Springfield City Council Overrides Mayor's Veto Of Election Publicity Requirements
Hoping to boost voter turnout in the largest city in western Massachusetts, an election notification law has been adopted.
The Springfield City Council voted 10-0 to override the veto of Mayor Domenic Sarno and put an ordinance on the books that requires City Hall to take specific steps to publicize dates and polling places with a goal of getting more people to vote in elections for local offices including mayor, city council and school committee.
"I commend my colleagues for initiating this ordinance and I think it will be something the citizens of Springfield will be proud of," said City Council President Justin Hurst. He described the requirements of the ordinance as a “no-brainer.”
" We all know we have terrible voter turnout in the city of Springfield, so whatever we can do to increase awareness in our municipal elections we should do it," Hurst added.

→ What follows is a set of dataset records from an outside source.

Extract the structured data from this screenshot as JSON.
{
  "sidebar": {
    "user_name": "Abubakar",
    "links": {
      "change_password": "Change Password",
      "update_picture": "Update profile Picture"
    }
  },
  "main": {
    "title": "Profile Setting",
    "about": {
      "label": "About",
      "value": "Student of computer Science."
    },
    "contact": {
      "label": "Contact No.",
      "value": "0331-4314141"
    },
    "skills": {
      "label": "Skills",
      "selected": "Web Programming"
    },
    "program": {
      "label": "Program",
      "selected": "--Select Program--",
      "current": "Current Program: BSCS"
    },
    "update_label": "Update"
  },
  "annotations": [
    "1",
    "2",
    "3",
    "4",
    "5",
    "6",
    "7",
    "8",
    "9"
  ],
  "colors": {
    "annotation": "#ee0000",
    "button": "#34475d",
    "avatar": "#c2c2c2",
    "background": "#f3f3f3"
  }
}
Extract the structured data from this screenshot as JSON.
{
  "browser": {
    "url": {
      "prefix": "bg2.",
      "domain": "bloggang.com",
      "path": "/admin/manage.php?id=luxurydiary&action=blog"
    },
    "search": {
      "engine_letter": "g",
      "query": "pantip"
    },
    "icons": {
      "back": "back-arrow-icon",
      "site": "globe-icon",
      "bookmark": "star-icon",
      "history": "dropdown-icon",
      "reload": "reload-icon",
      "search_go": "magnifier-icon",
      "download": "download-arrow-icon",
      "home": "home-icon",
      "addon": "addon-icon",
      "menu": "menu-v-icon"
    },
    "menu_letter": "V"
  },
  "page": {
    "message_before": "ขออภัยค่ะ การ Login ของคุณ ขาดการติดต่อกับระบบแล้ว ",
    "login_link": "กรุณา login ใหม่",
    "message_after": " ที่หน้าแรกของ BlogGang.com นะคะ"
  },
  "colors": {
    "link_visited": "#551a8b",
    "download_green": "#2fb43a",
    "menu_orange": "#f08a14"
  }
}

The city’s Election Office will be required to mail postcards to each household in the city 20 days prior to a municipal election. Printed on the cards will be the date of the election, the offices to be filled, and the location of the polling place for that household.
Also, on Election Day additional signs will be put up near polling places that read “Vote Today.”
Turnout for the municipal election for City Council and School Committee in Springfield two years ago was less than 10 percent. It was 15 percent in 2015 when the mayor’s office was on the ballot.
For the statewide election in 2018, 34 percent of Springfield’s registered voters went to the polls.
The notification requirement will apply only to municipal elections.
In a statement announcing the veto last month, Sarno, who is running for reelection this year, said the ordinance was a step toward publicly-financed political campaigns.
City Councilor Jesse Lederman, the sponsor of the ordinance, said it specifically forbids identifying any candidate by name on the postcard notice.
"It is not a public financing of campaigns," said Lederman. " The idea we are going to spend $176,000 to run an election and not tell anybody when it is does not make any sense."
City Councilor E. Henry Twiggs said he was “dumbfounded” by the mayor’s veto. City Councilor Orlando Ramos said there was “no factual reason for the veto.”
"It is a common sence piece of legislation," added Ramos. "We're talking about increasing voter turnout in the city of Springfield for a very minimal cost."
Springfield Election Commissioner Gladys Olyola-Lopez estimated it would cost $26,000 to fulfill the notification requirements for this year’s preliminary election in September and the final election in November.
She said her office has just $5,000 budgeted for voter outreach.